Mr. Dav terkejut melihat keadaan kertas ayat-ayatnya yang telah habis terbakar, menyadari bahwa perlawanan memang telah dimulai. Hari ini dia datang bersama 4 orang rekan berpakaian putih—sama dengannya, dengan membawa beberapa jenis perlengkapan seperti air suci dan daun-daun tradisional. Mereka menyebutnya daun pengusir iblis, di mana iblis sangat tidak suka pada baunya. Daun-daun itu cukup diremas dalam mangkuk berisi air, supaya wangi yang dihasilkannya lebih tercium.
Setelah memercikkan air suci ke seluruh sudut, mereka duduk membentuk lingkaran di tengah ruangan. Melafalkan ayat dan doa-doa. Sementara Livina berdiri di depan pintu, berjaga jika sekiranya terjadi sesuatu.
Perasaan terbakar menyengat, mengejutkan Deaveka Jason yang tengah tidur di pangkuan kekasihnya, Anneth.
“Aku … izin sebentar, ya?” ucapnya tiba-tiba.
“Izin? Kenapa? Kamu mau ke mana?” Anneth yang tak ingin ditinggalkan pun jadi gelisah, terlebih saat Deaveka Jason bangkit dan tak menoleh ke arahnya sama sekali. Pria itu justru memunggung dan menunduk. Tak ada yang tahu, saat itu, matanya berubah merah, memandang kulit tangannya yang mulai mengelupas terbakar.
“Sebentar saja, aku akan kembali,” ucapnya melangkah. Namun, suara sosok pria lain membuatnya berhenti. Sosok pria yang adalah suaminya Anneth, yang kini berdiri di depan pintu dan menatap dingin seorang Anneth. Dia tak tahu, tentu saja dia tidak dapat melihat keberadaan Deaveka Jason di situ. Dengan tegas dia melangkah ke arah istrinya sembari menyodorkan map kuning berisi surat cerai.
“Sudahi saja, tak ada gunanya. Untuk apa diam saja seperti ini? Kita benar-benar tidak cocok.”
Anneth tak mengubris perkataan pria itu, pandangnya masih mengikuti arah punggung Deaveka Jason yang berhenti di tengah ruangan.
“Kau tidak dengar kataku?” bentak pria itu. “Apa kau tak mau karena kau bisa jatuh miskin setelah ini? Atau karena kau tak mau menjadi wanita tua yang selamanya akan hidup sendiri?”

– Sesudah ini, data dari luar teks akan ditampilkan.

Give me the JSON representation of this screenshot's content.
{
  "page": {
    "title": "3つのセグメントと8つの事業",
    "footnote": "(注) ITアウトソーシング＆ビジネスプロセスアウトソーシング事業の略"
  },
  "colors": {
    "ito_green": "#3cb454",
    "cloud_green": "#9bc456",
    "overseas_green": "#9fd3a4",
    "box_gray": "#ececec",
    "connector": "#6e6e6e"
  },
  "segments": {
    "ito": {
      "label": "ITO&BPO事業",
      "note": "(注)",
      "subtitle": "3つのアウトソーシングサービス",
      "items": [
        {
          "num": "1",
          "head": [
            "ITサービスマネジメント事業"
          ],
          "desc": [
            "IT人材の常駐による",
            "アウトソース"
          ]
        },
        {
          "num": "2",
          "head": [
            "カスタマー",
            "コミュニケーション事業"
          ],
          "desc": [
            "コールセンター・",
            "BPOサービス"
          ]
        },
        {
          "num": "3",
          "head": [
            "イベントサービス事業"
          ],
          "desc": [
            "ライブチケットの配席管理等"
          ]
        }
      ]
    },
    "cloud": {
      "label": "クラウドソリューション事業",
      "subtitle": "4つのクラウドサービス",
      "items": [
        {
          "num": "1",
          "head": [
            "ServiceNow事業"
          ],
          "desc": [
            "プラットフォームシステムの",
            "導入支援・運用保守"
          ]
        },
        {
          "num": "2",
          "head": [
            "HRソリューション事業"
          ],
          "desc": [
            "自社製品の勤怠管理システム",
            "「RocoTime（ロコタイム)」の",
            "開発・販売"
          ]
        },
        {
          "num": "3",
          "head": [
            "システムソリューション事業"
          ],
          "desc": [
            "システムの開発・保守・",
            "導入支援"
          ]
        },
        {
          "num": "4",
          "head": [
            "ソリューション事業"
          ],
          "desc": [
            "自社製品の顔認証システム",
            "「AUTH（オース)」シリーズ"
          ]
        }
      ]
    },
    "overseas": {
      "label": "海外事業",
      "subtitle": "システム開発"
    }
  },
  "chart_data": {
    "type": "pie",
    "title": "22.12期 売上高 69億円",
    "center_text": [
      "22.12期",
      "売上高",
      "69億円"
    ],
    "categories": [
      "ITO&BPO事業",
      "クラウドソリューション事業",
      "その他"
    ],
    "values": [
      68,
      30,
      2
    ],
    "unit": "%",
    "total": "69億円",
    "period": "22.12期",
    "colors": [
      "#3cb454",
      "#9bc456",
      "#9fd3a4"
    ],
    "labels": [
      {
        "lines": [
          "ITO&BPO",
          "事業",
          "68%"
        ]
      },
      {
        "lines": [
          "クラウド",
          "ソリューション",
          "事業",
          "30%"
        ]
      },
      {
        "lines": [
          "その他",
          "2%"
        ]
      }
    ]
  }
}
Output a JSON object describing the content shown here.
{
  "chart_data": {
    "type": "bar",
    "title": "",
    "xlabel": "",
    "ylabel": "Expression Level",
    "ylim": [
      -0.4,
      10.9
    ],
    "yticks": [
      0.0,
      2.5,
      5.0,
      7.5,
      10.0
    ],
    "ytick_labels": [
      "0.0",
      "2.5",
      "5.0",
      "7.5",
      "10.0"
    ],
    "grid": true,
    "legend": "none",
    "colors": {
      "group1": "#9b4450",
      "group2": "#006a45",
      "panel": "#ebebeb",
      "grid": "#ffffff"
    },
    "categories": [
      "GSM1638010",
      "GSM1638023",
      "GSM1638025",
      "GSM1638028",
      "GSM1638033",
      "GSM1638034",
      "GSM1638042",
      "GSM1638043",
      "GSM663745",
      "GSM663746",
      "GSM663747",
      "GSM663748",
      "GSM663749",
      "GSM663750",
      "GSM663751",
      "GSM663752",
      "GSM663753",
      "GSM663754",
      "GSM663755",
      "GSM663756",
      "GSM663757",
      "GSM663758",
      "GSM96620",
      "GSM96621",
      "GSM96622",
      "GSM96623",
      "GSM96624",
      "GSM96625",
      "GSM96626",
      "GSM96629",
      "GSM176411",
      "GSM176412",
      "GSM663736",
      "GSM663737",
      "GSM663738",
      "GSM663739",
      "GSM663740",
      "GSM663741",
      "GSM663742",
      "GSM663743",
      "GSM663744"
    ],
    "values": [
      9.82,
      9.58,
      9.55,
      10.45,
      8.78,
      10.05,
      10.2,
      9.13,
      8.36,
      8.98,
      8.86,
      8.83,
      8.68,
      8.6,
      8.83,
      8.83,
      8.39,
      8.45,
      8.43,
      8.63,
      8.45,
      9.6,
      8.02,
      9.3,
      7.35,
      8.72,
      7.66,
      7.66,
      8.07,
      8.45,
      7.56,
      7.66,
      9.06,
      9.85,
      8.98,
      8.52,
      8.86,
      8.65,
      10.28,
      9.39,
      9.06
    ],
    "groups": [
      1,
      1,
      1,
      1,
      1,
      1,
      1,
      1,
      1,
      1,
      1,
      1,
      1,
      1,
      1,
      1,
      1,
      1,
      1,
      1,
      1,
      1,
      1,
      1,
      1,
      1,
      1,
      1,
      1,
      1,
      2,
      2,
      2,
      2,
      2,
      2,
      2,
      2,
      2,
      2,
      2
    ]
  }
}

Kecutan itu menarik tatapan Anneth. Tatapan yang tak kalah ketusnya dengan tatapan pria itu padanya.
“Kau pikir apa yang kau lakukan dengan tatapan itu, hah?! Cepat tanda tangan ini! Aku sudah muak, tidak tahan lagi!” Pria itu menarik Anneth, memaksa wanita itu untuk memegang pena dan menandatangani suratnya segera. Anneth meringis, perlakuan pria itu kasar sekali. Sampai tiba-tiba, pria itu terdiam kaku sambil memegangi mulutnya. Mual, seperti ada benda besar yang hendak keluar. Hal itu sekaligus menyumpat saluran pernapasannya. Dia mengerang sakit, kemudian memuntahkan sesuatu. Seekor bangkai tikus dipenuhi darah.
Anneth membelalak terkejut. Pandangnya tertuju lagi pada Deaveka Jason yang masih berada di situ, di tengah ruangan. Masih dengan punggungnya, namun kepalanya menoleh ke belakang, memandang datar pria yang telah limbung sekarat, dengan matanya yang bersinar merah. Satu detik setelah menyaksikan itu, Anneth jatuh pingsan.
Sementara itu, para pria berbaju putih masih berdoa di ruang kamarnya Zie, menunggu sosok yang mereka pertanyakan, tak kunjung datang. Ruang itu kini sudah panas, menitikkan keringat pada tubuh para pria berbaju putih. Livina yang masih berdiri di luar mulai cemas. Dia klimaks terkejut saat Zie tiba-tiba datang, berdiri di sampingnya seraya berteriak marah.
“Apa-apaan ini?! Apa yang kalian lakukan di kamarku?!”